The biggest distortion in the executive skills market is on the supply side. It is common cause that BEE has failed. In addition, by putting a premium on available black executive skills it not only narrowed supply considerably, but generally inflated executive pay structures. Perversely, one of the main intentions of BEE of narrowing the income gap has had the opposite effect.
But the real problem in the supply of executive skills is the artificial walls against entry. This was brought home to me by the pod-cast Alec Hogg had with leadership recruitment expert, Johan Redelinghuys. The insistence on a “track record”, sometimes not even an impressive one, excludes not only the many senior and talented people from other ranks such as academia, but also the thousands of qualified and experienced younger talent from both within and outside the company. The best way of bringing down a price is to open the gates of supply. Head hunters and selection committees can play a significant role in honing their aptitude finding skills, casting their nets a lot wider and finding those less costly but equally talented gems beneath the surface.
It is clear that the rational response to pay disparity in South Africa has some severe flaws. Unfortunately it has gone far beyond an interesting topic for columnists, conferences and academic treatises. The emotive and behavioural dimensions have pushed the issue to crisis levels and the negative perceptions around the more transparent levels of executive pay have to inform remuneration policies. We simply don’t know what the cost of pay disparity and its often accompanying “bling” is in social unrest, crime and distrust. It must be significant.

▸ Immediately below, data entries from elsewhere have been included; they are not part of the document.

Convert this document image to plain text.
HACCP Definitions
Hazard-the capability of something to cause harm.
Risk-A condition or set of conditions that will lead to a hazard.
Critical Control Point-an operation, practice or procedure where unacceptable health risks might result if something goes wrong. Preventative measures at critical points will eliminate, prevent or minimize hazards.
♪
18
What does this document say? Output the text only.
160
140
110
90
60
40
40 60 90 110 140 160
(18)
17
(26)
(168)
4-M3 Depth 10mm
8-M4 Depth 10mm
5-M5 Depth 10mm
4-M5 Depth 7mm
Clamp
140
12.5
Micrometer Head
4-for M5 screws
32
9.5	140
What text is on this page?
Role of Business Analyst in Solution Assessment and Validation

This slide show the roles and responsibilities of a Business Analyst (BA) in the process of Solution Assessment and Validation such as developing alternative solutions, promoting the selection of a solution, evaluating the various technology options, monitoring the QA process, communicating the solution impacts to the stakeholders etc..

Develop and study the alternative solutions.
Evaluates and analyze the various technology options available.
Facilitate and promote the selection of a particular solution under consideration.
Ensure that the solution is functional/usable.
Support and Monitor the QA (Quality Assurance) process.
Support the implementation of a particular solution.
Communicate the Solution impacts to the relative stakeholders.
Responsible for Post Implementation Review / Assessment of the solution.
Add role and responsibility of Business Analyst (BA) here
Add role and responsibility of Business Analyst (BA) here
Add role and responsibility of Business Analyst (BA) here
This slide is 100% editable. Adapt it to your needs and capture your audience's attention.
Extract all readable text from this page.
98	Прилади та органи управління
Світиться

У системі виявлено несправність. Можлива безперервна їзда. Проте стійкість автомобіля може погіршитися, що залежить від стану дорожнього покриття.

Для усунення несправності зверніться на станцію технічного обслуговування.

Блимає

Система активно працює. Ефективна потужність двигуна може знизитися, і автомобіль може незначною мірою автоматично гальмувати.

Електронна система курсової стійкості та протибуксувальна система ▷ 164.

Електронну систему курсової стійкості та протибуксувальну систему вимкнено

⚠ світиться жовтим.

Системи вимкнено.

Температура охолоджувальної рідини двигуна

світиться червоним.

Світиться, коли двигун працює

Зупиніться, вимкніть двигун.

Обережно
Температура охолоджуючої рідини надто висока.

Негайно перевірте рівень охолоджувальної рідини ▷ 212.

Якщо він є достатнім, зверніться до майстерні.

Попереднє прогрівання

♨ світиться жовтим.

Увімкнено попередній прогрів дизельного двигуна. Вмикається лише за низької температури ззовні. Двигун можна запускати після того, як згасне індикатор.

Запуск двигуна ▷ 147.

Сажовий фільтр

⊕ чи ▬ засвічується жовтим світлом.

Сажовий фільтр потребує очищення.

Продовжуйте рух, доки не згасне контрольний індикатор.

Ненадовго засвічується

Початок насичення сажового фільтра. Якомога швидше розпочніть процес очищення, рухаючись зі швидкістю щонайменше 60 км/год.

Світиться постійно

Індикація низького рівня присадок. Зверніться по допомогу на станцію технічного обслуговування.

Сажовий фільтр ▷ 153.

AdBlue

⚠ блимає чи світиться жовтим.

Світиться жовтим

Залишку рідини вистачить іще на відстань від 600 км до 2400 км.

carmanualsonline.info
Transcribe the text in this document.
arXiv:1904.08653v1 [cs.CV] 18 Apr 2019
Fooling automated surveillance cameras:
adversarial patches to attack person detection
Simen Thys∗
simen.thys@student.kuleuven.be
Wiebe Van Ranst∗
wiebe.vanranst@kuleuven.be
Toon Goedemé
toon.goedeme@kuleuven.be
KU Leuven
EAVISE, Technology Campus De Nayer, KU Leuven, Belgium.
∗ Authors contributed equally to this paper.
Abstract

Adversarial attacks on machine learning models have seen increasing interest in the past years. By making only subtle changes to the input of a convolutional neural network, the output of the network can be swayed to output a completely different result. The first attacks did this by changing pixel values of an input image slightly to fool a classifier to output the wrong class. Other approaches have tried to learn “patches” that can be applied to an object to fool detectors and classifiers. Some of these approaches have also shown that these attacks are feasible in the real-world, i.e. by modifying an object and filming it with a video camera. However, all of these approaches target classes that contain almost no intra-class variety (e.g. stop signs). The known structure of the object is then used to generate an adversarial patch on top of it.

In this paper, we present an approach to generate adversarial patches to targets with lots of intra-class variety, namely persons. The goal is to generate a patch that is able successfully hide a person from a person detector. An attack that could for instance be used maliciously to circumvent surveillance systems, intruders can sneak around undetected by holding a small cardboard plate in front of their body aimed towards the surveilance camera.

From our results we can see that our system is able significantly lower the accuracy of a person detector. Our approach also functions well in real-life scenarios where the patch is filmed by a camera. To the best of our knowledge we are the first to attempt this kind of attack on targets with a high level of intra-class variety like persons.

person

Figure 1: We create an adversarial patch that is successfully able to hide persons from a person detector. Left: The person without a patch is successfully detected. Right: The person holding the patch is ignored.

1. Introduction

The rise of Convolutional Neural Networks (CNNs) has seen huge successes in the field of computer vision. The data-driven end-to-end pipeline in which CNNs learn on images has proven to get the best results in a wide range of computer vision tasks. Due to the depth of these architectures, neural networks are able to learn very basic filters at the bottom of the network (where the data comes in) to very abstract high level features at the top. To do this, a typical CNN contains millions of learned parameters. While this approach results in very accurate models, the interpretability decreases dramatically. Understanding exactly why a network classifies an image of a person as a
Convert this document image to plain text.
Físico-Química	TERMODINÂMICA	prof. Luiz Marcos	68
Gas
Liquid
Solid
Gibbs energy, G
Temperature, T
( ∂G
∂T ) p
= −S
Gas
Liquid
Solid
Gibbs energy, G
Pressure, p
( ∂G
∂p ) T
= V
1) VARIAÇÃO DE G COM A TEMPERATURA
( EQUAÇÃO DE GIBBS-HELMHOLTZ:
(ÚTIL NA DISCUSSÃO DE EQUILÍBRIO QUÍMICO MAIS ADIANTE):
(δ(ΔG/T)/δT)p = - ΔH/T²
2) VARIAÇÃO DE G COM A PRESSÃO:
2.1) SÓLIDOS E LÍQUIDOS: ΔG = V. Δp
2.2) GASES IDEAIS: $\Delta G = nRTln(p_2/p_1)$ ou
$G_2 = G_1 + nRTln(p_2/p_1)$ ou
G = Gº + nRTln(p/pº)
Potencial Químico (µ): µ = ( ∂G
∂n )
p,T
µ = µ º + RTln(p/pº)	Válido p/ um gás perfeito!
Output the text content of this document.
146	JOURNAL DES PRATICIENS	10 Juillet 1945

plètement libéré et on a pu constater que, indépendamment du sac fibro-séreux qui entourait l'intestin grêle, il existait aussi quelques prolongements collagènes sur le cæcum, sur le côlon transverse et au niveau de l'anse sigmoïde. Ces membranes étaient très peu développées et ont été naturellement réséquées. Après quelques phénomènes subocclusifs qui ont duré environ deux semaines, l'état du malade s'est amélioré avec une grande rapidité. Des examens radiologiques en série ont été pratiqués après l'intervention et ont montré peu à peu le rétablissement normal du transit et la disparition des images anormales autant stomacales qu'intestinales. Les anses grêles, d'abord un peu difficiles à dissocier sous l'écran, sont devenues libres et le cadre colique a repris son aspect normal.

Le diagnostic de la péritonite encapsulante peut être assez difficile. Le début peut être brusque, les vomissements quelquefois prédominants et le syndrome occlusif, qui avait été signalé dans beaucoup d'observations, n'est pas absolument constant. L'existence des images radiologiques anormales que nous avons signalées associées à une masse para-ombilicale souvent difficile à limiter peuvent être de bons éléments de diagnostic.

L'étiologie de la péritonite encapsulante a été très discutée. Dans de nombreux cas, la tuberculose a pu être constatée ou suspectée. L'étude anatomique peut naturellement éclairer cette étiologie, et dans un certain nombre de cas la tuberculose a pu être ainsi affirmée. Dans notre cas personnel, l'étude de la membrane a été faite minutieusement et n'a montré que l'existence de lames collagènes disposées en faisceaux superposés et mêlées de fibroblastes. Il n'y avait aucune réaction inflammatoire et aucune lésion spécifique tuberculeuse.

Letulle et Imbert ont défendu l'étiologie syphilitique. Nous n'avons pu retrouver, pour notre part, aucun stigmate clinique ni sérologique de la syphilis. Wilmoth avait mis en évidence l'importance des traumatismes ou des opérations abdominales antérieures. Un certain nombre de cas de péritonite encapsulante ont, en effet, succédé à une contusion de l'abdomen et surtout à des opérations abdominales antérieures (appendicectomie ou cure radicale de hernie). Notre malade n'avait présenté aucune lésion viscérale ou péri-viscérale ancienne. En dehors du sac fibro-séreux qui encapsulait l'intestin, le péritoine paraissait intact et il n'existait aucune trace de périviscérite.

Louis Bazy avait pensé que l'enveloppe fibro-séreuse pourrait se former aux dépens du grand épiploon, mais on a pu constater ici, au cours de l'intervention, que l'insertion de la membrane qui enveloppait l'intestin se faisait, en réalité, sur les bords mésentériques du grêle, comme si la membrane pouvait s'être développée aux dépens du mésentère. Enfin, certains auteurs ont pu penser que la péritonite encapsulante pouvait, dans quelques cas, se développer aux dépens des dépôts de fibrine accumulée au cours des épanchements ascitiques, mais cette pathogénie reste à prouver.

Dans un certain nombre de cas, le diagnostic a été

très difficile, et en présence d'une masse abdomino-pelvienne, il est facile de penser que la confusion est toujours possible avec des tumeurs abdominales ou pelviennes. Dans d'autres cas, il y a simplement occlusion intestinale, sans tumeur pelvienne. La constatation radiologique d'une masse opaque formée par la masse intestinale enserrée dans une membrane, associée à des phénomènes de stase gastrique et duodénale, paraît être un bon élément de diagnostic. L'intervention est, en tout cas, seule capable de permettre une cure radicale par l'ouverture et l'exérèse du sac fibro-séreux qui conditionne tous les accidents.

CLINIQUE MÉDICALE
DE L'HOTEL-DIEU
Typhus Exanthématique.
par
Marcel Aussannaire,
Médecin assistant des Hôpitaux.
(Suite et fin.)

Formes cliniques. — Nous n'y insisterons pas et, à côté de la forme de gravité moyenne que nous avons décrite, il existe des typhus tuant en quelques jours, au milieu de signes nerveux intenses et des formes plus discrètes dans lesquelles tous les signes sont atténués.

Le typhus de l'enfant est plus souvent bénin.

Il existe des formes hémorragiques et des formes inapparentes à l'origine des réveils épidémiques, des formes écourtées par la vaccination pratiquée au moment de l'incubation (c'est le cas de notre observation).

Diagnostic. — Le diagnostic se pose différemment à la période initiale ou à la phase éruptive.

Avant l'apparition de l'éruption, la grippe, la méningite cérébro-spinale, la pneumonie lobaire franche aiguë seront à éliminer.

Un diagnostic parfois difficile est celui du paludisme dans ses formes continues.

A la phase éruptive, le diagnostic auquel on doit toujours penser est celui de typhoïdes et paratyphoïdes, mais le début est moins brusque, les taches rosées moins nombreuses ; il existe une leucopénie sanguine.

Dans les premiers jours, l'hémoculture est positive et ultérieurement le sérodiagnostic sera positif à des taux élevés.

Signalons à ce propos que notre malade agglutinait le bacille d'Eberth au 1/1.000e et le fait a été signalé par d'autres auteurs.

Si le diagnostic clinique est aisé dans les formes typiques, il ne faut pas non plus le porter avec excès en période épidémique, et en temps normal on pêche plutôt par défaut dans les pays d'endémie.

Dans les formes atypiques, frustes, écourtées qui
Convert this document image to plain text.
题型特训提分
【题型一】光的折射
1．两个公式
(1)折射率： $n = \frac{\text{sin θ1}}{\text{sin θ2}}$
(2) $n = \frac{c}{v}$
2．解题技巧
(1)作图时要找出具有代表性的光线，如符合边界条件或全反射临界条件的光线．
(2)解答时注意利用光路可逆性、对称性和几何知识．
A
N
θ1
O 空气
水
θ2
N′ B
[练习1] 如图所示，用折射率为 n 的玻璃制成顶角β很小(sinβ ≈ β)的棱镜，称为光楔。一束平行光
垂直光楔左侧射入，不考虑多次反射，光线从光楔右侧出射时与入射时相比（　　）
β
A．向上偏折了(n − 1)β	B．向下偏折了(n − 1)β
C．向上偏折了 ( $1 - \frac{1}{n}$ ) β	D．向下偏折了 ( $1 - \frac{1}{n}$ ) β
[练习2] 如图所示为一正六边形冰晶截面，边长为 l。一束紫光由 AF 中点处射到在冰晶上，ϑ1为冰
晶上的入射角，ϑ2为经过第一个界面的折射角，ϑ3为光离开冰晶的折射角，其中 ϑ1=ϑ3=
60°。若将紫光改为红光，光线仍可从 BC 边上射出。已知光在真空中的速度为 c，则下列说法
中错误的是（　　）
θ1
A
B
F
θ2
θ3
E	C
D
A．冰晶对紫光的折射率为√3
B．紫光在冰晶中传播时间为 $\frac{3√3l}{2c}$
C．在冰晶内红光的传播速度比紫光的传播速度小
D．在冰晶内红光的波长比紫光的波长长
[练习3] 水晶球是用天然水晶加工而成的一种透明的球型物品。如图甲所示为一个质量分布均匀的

History has shown that classism, whether by blood, status or economic circumstances, is a highly dangerous condition in any society. Add a perceived or real racial context and it becomes explosive.
Something clearly needs to be done if we wish to avoid enforced economic egalitarianism. It is far better to address imbalances by correcting supply or demand than it is by fixing a price.
*Jerry Schuitema is an award winning veteran journalist, author, retired management consultant and former economics broadcaster who focuses on behaviour in business and economics.